If she wants to remain where she is, the court will likely make the husband or boyfriend move out instead. If the woman does file a restraining order, she’ll want regular police check-ins to make sure she’s okay.

Hopefully, there will be sufficient evidence to get a court to convict the attacker, and he will receive the appropriate punishment for his sadistic behavior.

Below are more ways to recover and heal from sexual trauma:

Get a divorce or separate

If the attacker was a husband or boyfriend, you can seek either a divorce or separation. You likely will not have trouble getting a court to comply if:

  • There is physical assault evidence
  • You can produce witnesses to the husband or boyfriend’s temperament or behavior

You will only be able to move on with her life once her attacker is no longer in the picture. Some women even decide to leave the city or state where the attack took place for an entirely fresh start somewhere else.

Take martial arts classes

Some women feel they need empowerment after an attack to heal from sexual trauma. They might decide that buying a gun is the way to go. If so, the woman will likely want to take some classes on how to use it, unless she already learned how at some point in the past.

I do not advocate guns in the house, personally. If you feel the same way as me, you might prefer to take some martial arts classes to learn self-defense techniques. There are options like karate, Tai Kwon Do, judo, and others.

Any of them can make you more confident and help you deal with some of the anger you might be experiencing right now. You might also decide to start carrying a different weapon if you don’t want to buy a gun, such as pepper spray or an extendable baton.

Seek therapy to recover and heal from sexual trauma

A sexual assault or rape survivor might feel betrayed by her attacker if she knew and trusted the person. The love she had for this individual will likely be gone. If it was a stranger who was the attacker, that is no less traumatic.

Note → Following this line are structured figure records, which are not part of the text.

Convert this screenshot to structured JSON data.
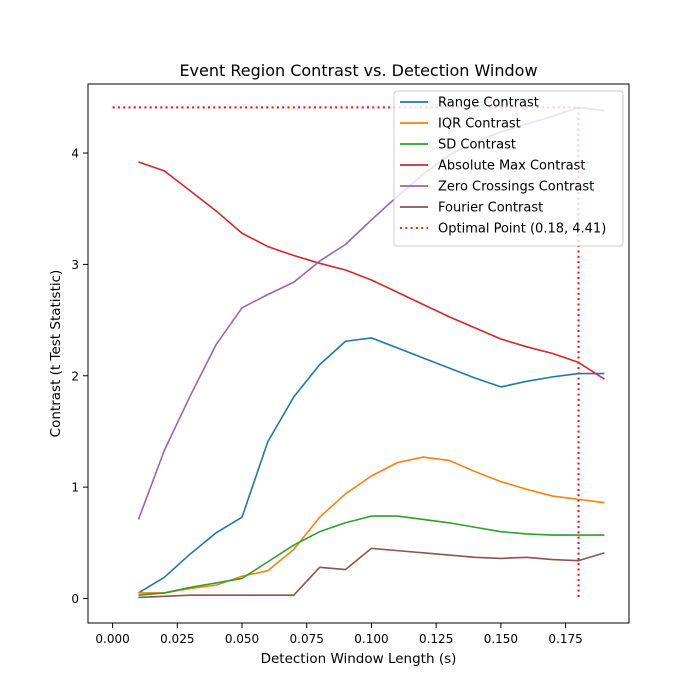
{
  "chart_data": {
    "type": "line",
    "title": "Event Region Contrast vs. Detection Window",
    "xlabel": "Detection Window Length (s)",
    "ylabel": "Contrast (t Test Statistic)",
    "xlim": [
      -0.0095,
      0.1995
    ],
    "ylim": [
      -0.22,
      4.62
    ],
    "x_ticks": [
      0.0,
      0.025,
      0.05,
      0.075,
      0.1,
      0.125,
      0.15,
      0.175
    ],
    "x_tick_labels": [
      "0.000",
      "0.025",
      "0.050",
      "0.075",
      "0.100",
      "0.125",
      "0.150",
      "0.175"
    ],
    "y_ticks": [
      0,
      1,
      2,
      3,
      4
    ],
    "y_tick_labels": [
      "0",
      "1",
      "2",
      "3",
      "4"
    ],
    "grid": false,
    "legend_position": "top-right",
    "x": [
      0.01,
      0.02,
      0.03,
      0.04,
      0.05,
      0.06,
      0.07,
      0.08,
      0.09,
      0.1,
      0.11,
      0.12,
      0.13,
      0.14,
      0.15,
      0.16,
      0.17,
      0.18,
      0.19
    ],
    "series": [
      {
        "name": "Range Contrast",
        "color": "#1f77b4",
        "values": [
          0.05,
          0.19,
          0.4,
          0.59,
          0.73,
          1.41,
          1.81,
          2.1,
          2.31,
          2.34,
          2.25,
          2.16,
          2.07,
          1.98,
          1.9,
          1.95,
          1.99,
          2.02,
          2.02
        ]
      },
      {
        "name": "IQR Contrast",
        "color": "#ff7f0e",
        "values": [
          0.05,
          0.05,
          0.09,
          0.12,
          0.2,
          0.25,
          0.44,
          0.73,
          0.94,
          1.1,
          1.22,
          1.27,
          1.24,
          1.14,
          1.05,
          0.98,
          0.92,
          0.89,
          0.86
        ]
      },
      {
        "name": "SD Contrast",
        "color": "#2ca02c",
        "values": [
          0.03,
          0.05,
          0.1,
          0.14,
          0.18,
          0.33,
          0.48,
          0.6,
          0.68,
          0.74,
          0.74,
          0.71,
          0.68,
          0.64,
          0.6,
          0.58,
          0.57,
          0.57,
          0.57
        ]
      },
      {
        "name": "Absolute Max Contrast",
        "color": "#d62728",
        "values": [
          3.92,
          3.84,
          3.66,
          3.48,
          3.28,
          3.16,
          3.08,
          3.01,
          2.95,
          2.86,
          2.75,
          2.64,
          2.53,
          2.43,
          2.33,
          2.26,
          2.2,
          2.12,
          1.97
        ]
      },
      {
        "name": "Zero Crossings Contrast",
        "color": "#9467bd",
        "values": [
          0.71,
          1.33,
          1.82,
          2.28,
          2.61,
          2.73,
          2.84,
          3.03,
          3.18,
          3.4,
          3.61,
          3.81,
          3.98,
          4.1,
          4.19,
          4.26,
          4.33,
          4.41,
          4.38
        ]
      },
      {
        "name": "Fourier Contrast",
        "color": "#8c564b",
        "values": [
          0.01,
          0.02,
          0.03,
          0.03,
          0.03,
          0.03,
          0.03,
          0.28,
          0.26,
          0.45,
          0.43,
          0.41,
          0.39,
          0.37,
          0.36,
          0.37,
          0.35,
          0.34,
          0.41
        ]
      }
    ],
    "optimal_point": {
      "name": "Optimal Point (0.18, 4.41)",
      "x": 0.18,
      "y": 4.41,
      "color": "#ff0000"
    }
  }
}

A woman in this position should more than likely seek therapy from a professional counselor. It’s fine talking to a trusted loved one about what happened, but you might wish to speak to someone objective instead.

By “objective,” that means someone who you don’t see in your daily life. It might be easier to talk to a therapist about the trauma endured.

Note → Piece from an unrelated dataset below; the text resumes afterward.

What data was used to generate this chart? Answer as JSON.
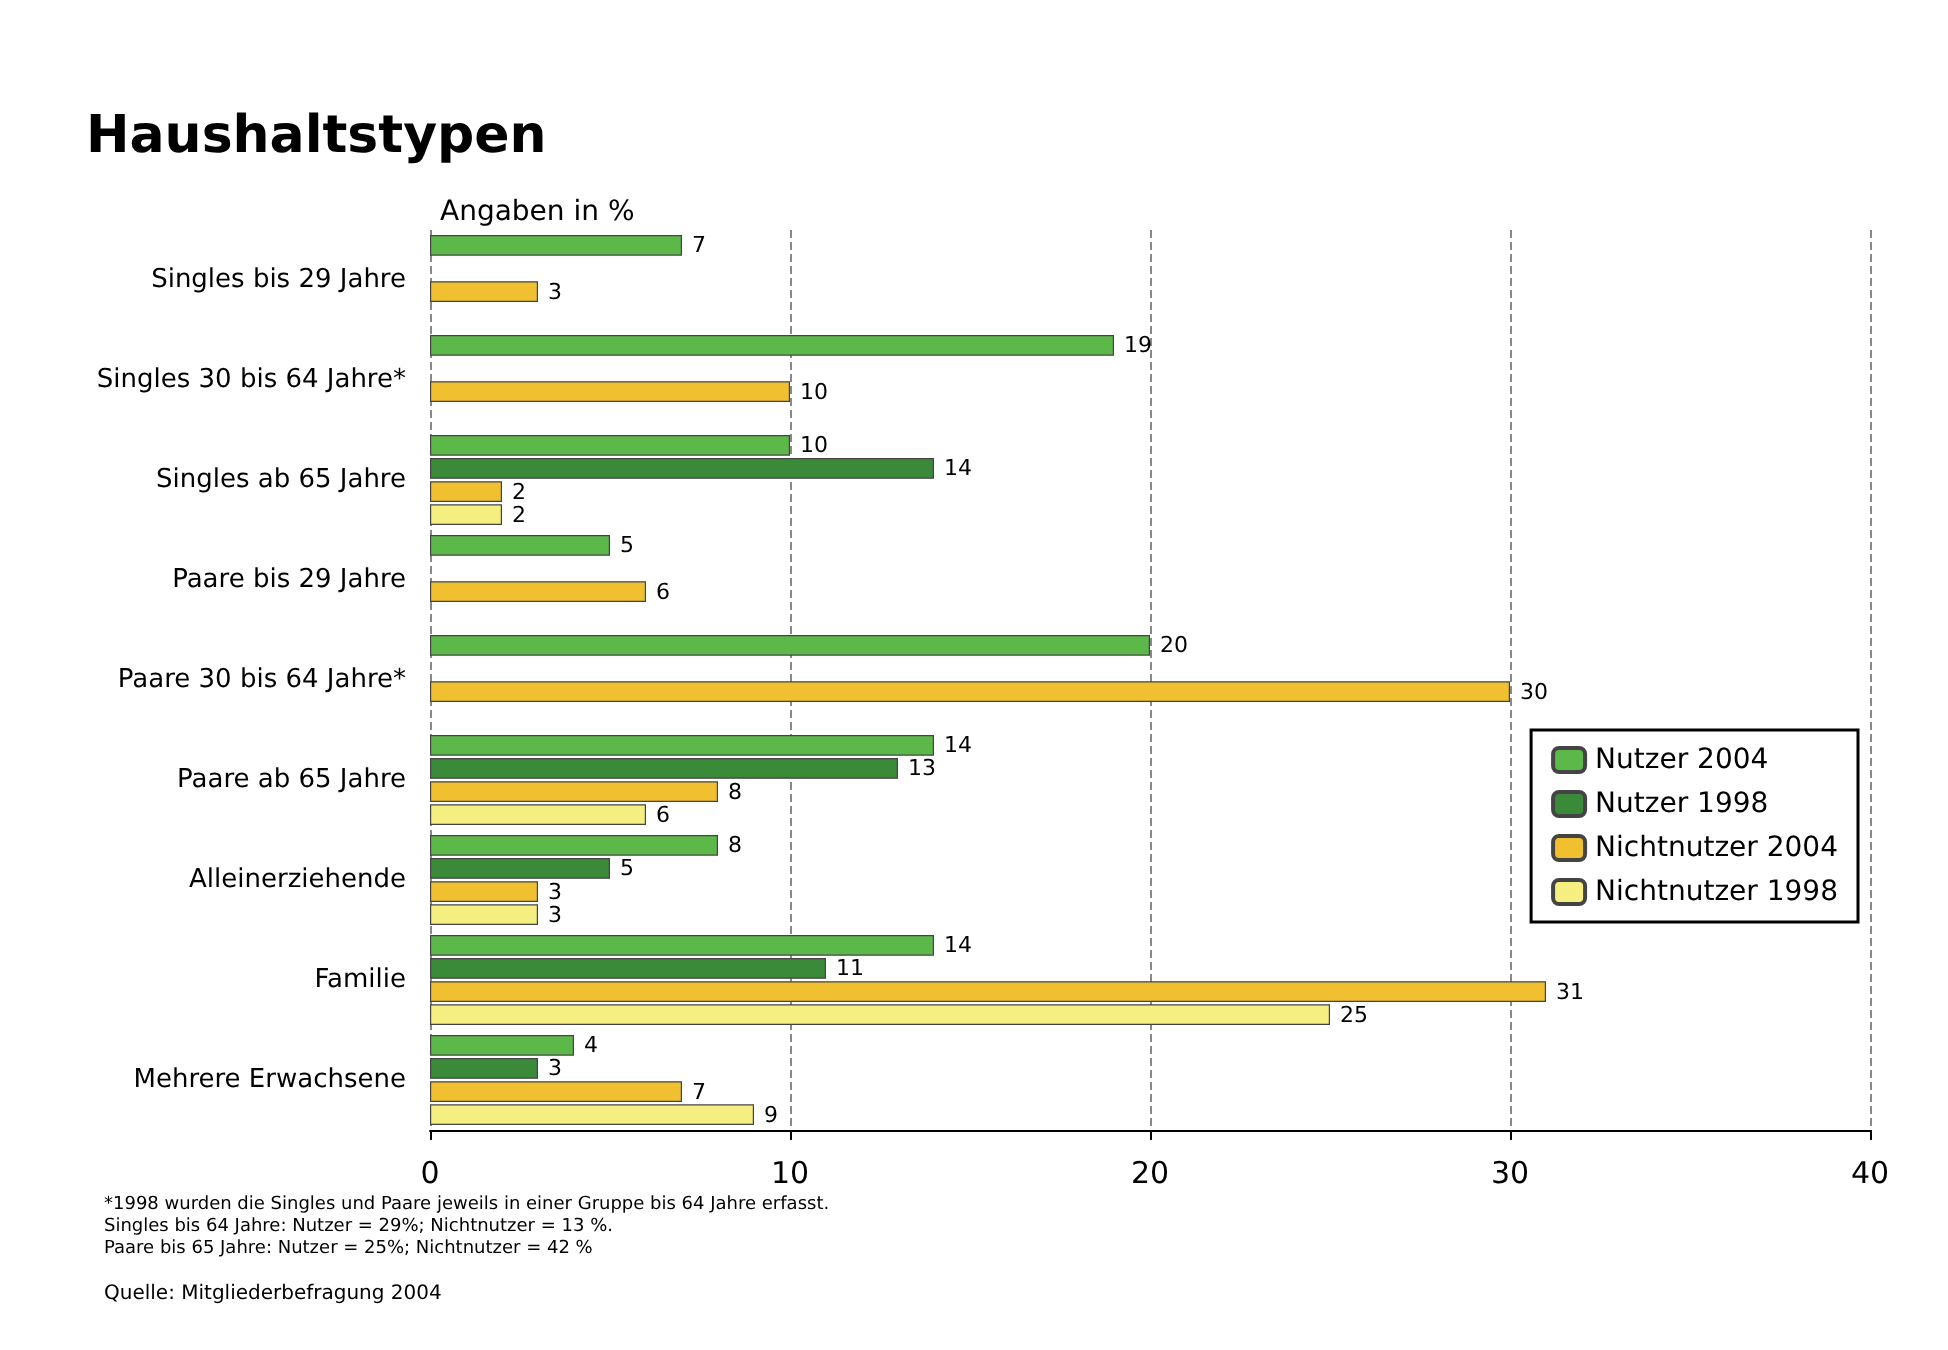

A rape or sexual assault survivor may want to do more than one thing on the list above. For instance, a woman might divorce her attacker and seek therapy while she works to regain her confidence.

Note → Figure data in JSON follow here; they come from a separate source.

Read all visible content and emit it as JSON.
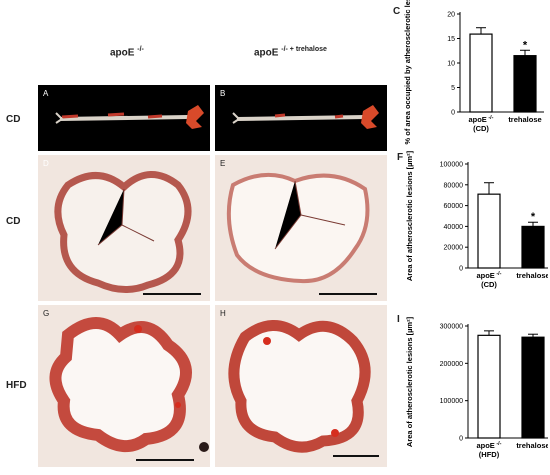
{
  "header": {
    "col1": "apoE",
    "col1_sup": "-/-",
    "col2": "apoE",
    "col2_sup": "-/- + trehalose"
  },
  "rows": {
    "r1": "CD",
    "r2": "CD",
    "r3": "HFD"
  },
  "panel_letters": [
    "A",
    "B",
    "C",
    "D",
    "E",
    "F",
    "G",
    "H",
    "I"
  ],
  "colors": {
    "bar_control_fill": "#ffffff",
    "bar_treated_fill": "#000000",
    "stain": "#c0392b"
  },
  "chart_data": [
    {
      "type": "bar",
      "panel": "C",
      "categories": [
        "apoE -/- (CD)",
        "trehalose"
      ],
      "cat_line1": [
        "apoE",
        "trehalose"
      ],
      "cat_sup": [
        "-/-",
        ""
      ],
      "cat_line2": [
        "(CD)",
        ""
      ],
      "values": [
        15.9,
        11.5
      ],
      "errors": [
        1.3,
        1.1
      ],
      "significance": [
        "",
        "*"
      ],
      "ylabel": "% of area occupied by atherosclerotic lesions",
      "ylim": [
        0,
        20
      ],
      "yticks": [
        0,
        5,
        10,
        15,
        20
      ],
      "ytick_labels": [
        "0",
        "5",
        "10",
        "15",
        "20"
      ]
    },
    {
      "type": "bar",
      "panel": "F",
      "categories": [
        "apoE -/- (CD)",
        "trehalose"
      ],
      "cat_line1": [
        "apoE",
        "trehalose"
      ],
      "cat_sup": [
        "-/-",
        ""
      ],
      "cat_line2": [
        "(CD)",
        ""
      ],
      "values": [
        71000,
        40000
      ],
      "errors": [
        11000,
        4000
      ],
      "significance": [
        "",
        "*"
      ],
      "ylabel": "Area of atherosclerotic lesions [µm²]",
      "ylim": [
        0,
        100000
      ],
      "yticks": [
        0,
        20000,
        40000,
        60000,
        80000,
        100000
      ],
      "ytick_labels": [
        "0",
        "20000",
        "40000",
        "60000",
        "80000",
        "100000"
      ]
    },
    {
      "type": "bar",
      "panel": "I",
      "categories": [
        "apoE -/- (HFD)",
        "trehalose"
      ],
      "cat_line1": [
        "apoE",
        "trehalose"
      ],
      "cat_sup": [
        "-/-",
        ""
      ],
      "cat_line2": [
        "(HFD)",
        ""
      ],
      "values": [
        275000,
        270000
      ],
      "errors": [
        12000,
        8000
      ],
      "significance": [
        "",
        ""
      ],
      "ylabel": "Area of atherosclerotic lesions [µm²]",
      "ylim": [
        0,
        300000
      ],
      "yticks": [
        0,
        100000,
        200000,
        300000
      ],
      "ytick_labels": [
        "0",
        "100000",
        "200000",
        "300000"
      ]
    }
  ]
}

Getting past such an awful incident is difficult, but it’s IS possible. You will have to call on your inner strength and resolve to carry on with life and heal from sexual abuse trauma.

7 thoughts on “4 ways to recover and heal from sexual trauma”

  1. Even in this day and age, there remains a mentality out there, albeit perhaps subconscious: Men can take care of themselves against sexual perpetrators, and boys are basically little men.

    I’ve noticed over many years of news-media consumption that when the victims are girls their gender is readily reported as such; however, when they’re boys, they’re usually referred to gender-neutrally as children. It’s as though, as a news product made to sell the best, the child victims being female is somehow more shocking than if male.

    Also, I’ve heard and read news-media references to a 19-year-old female victim as a ‘girl’, while (in an unrelated case) a 17 year old male perpetrator was described as a ‘man’.

    I wonder whether the above may help explain why the book Childhood Disrupted was only able to include one man among its six interviewed adult subjects, there presumably being such a small pool of ACE-traumatized men willing to come forward for the book? Could it be evidence of a continuing subtle societal take-it-like-a-man mindset? (Note: I tried contacting the book’s author on this matter, twice, but received no reply.)

    “It has been said that if child abuse and neglect were to disappear today, the Diagnostic and Statistical Manual would shrink to the size of a pamphlet in two generations, and the prisons would empty. Or, as Bernie Siegel, MD, puts it, quite simply, after half a century of practicing medicine, ‘I have become convinced that our number-one public health problem is our childhood’.” (Childhood Disrupted, pg.228).